Throughout that, Sampson stood by him.
Standing by an officer is one thing. Blind loyalty is another, especially when reporting becomes an issue.
There was also a separate bar fight incident involving Palmer and Sampson that drew scrutiny. Reporting later showed that an initial police report was deleted, a replacement report left out key facts, and the version sent for prosecution did not reflect everything that should have been included.

This is not a paperwork issue. Police reports are what get people charged. They are what send people to jail. They follow someone for life.

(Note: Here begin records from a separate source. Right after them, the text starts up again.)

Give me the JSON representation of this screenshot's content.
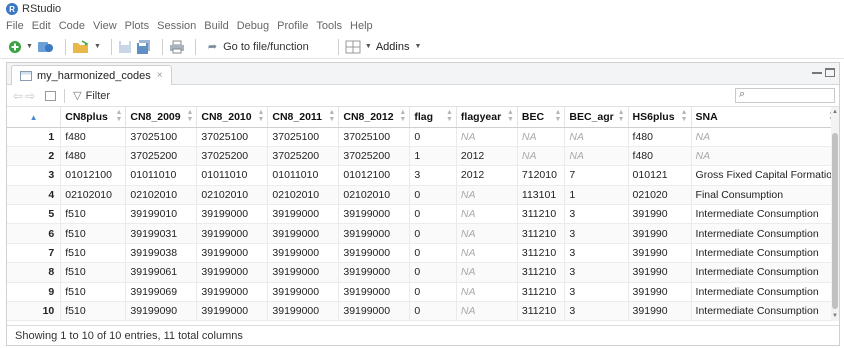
{
  "app": {
    "title": "RStudio",
    "logo_letter": "R"
  },
  "menu": [
    "File",
    "Edit",
    "Code",
    "View",
    "Plots",
    "Session",
    "Build",
    "Debug",
    "Profile",
    "Tools",
    "Help"
  ],
  "toolbar": {
    "goto_label": "Go to file/function",
    "addins_label": "Addins"
  },
  "tab": {
    "label": "my_harmonized_codes",
    "close": "×"
  },
  "filter": {
    "label": "Filter"
  },
  "table": {
    "columns": [
      "CN8plus",
      "CN8_2009",
      "CN8_2010",
      "CN8_2011",
      "CN8_2012",
      "flag",
      "flagyear",
      "BEC",
      "BEC_agr",
      "HS6plus",
      "SNA"
    ],
    "rows": [
      [
        "1",
        "f480",
        "37025100",
        "37025100",
        "37025100",
        "37025100",
        "0",
        "NA",
        "NA",
        "NA",
        "f480",
        "NA"
      ],
      [
        "2",
        "f480",
        "37025200",
        "37025200",
        "37025200",
        "37025200",
        "1",
        "2012",
        "NA",
        "NA",
        "f480",
        "NA"
      ],
      [
        "3",
        "01012100",
        "01011010",
        "01011010",
        "01011010",
        "01012100",
        "3",
        "2012",
        "712010",
        "7",
        "010121",
        "Gross Fixed Capital Formation"
      ],
      [
        "4",
        "02102010",
        "02102010",
        "02102010",
        "02102010",
        "02102010",
        "0",
        "NA",
        "113101",
        "1",
        "021020",
        "Final Consumption"
      ],
      [
        "5",
        "f510",
        "39199010",
        "39199000",
        "39199000",
        "39199000",
        "0",
        "NA",
        "311210",
        "3",
        "391990",
        "Intermediate Consumption"
      ],
      [
        "6",
        "f510",
        "39199031",
        "39199000",
        "39199000",
        "39199000",
        "0",
        "NA",
        "311210",
        "3",
        "391990",
        "Intermediate Consumption"
      ],
      [
        "7",
        "f510",
        "39199038",
        "39199000",
        "39199000",
        "39199000",
        "0",
        "NA",
        "311210",
        "3",
        "391990",
        "Intermediate Consumption"
      ],
      [
        "8",
        "f510",
        "39199061",
        "39199000",
        "39199000",
        "39199000",
        "0",
        "NA",
        "311210",
        "3",
        "391990",
        "Intermediate Consumption"
      ],
      [
        "9",
        "f510",
        "39199069",
        "39199000",
        "39199000",
        "39199000",
        "0",
        "NA",
        "311210",
        "3",
        "391990",
        "Intermediate Consumption"
      ],
      [
        "10",
        "f510",
        "39199090",
        "39199000",
        "39199000",
        "39199000",
        "0",
        "NA",
        "311210",
        "3",
        "391990",
        "Intermediate Consumption"
      ]
    ]
  },
  "status": "Showing 1 to 10 of 10 entries, 11 total columns"
}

If a chief is willing to shape or rewrite a report to protect an officer, that is not a minor ethical lapse. That is how innocent people end up with criminal records they never should have had.
And if that same chief is now leading policing in Middleton, the public has every right to question what kind of culture is being protected.
The Body Camera Problem
In 2025, the body camera debate should be over. Unfortunately, the Middleton police don’t seem to have an interest in bodycams. I learned later that they don’t even have dashcams!
Body cameras protect civilians and honest officers. They prevent “trust me” situations when the stakes are someone’s freedom. Without audio and video, the public is forced to accept whatever is written in a report, even when reporting itself has already been called into question.

A department that resists body cameras while also limiting transparency is not building trust. It’s asking for blind faith.
What This Is, and What It Isn’t
This is not an argument that every officer in Middleton is corrupt. It is not a claim that everyone mentioned here is a bad person.
It is a documented look at repeated issues that point to systemic problems. Problems that matter when police target someone, write a report, or decide whether a charge sticks.
If there are good officers in Middleton, the real test is simple. When it’s one of their own, will they do the right thing, or will they protect the badge at any cost?
That answer matters more than anything else.